What happened

Shares of e-commerce outfit Shopify (SHOP -1.39%) gained 17.5% last month, according to data provided by S&P Global Market Intelligence. Most of this progress was made in the middle of the month, first following the unveiling of a new "buy now, pay later" payment option, and then in response to Shopify's decision to make its payments platform, Shop Pay, available for use outside of the company's e-commerce platform. Notably, marketers relying on Facebook and Alphabet's Google will be able to utilize Shop Pay.

So what

Shopify is of course the young company that does things differently than the king of e-commerce, Amazon. Rather than requiring merchants to list merchandise at a marketplace website where it competes with similar goods, Shopify equips online sellers with their own customized e-commerce platform. The company is now leveraging its brand name to venture into new areas of the e-commerce arena.
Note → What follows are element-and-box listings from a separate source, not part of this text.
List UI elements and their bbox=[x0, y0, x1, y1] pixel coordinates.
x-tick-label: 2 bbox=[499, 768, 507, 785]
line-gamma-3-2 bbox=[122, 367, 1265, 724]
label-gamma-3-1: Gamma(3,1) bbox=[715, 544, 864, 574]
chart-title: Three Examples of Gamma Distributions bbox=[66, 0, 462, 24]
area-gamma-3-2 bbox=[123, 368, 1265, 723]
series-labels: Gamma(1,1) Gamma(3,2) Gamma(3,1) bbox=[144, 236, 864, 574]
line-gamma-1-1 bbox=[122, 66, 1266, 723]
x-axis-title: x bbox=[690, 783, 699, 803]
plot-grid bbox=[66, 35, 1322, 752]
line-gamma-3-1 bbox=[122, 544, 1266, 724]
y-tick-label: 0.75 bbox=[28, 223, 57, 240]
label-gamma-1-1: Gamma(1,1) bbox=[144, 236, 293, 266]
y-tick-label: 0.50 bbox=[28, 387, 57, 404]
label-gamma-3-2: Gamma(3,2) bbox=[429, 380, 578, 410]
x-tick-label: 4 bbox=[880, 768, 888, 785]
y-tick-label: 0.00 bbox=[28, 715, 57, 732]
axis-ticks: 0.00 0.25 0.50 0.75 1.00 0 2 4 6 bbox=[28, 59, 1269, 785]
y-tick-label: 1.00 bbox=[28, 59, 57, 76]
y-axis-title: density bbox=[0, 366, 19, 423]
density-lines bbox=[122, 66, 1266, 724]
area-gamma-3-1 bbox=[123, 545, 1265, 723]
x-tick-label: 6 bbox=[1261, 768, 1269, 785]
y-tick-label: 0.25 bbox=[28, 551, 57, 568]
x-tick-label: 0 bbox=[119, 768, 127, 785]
One of these areas is online payments. Shopify's Shop Pay will soon be available to facilitate sales at Facebook as well as Instagram, and later this year, for users of Google's online-selling platform.

Businessperson plotting a rising digital stock chart.

Image source: Getty Images.

Just as promising of a growth engine is Shopify's newest effort to encourage sales by offering what essentially amounts to short-term financing. Expanding on a relationship established with Affirm a year ago that allows certain Shopify clients to offer installment payment options, last month this feature was opened up to merchants outside of Shopify's e-commerce ecosystems. Market research outfit Kaleido Intelligence estimates that $680 billion worth of annualized buy now, pay later sales will be made by 2025, nearly doubling 2019's total.

Now what

The expansion of Shopify's payment options clearly widens the company's revenue net. But neither of these developments came as a complete surprise, and neither is necessarily a game changer. Merchants and consumers alike already enjoy a wide array of payment choices, and the fragmented online payments market is still led by a well-established PayPal Holdings, which itself boasts control of a little more than half the market according to numbers from Datanyze.

On the other hand, Shopify's a compelling investment with or without last month's announcements.

COVID-19 helped drive last year's revenue growth of 86% to be sure, which in turn pushed the company out of the red and into the black. Its top and bottom lines were making forward progress well before the pandemic took hold, though, and the company was bound to reach this milestone sooner than later anyway. Online sellers and merchants are more than ready to embrace alternatives to the industry's familiar gatekeepers.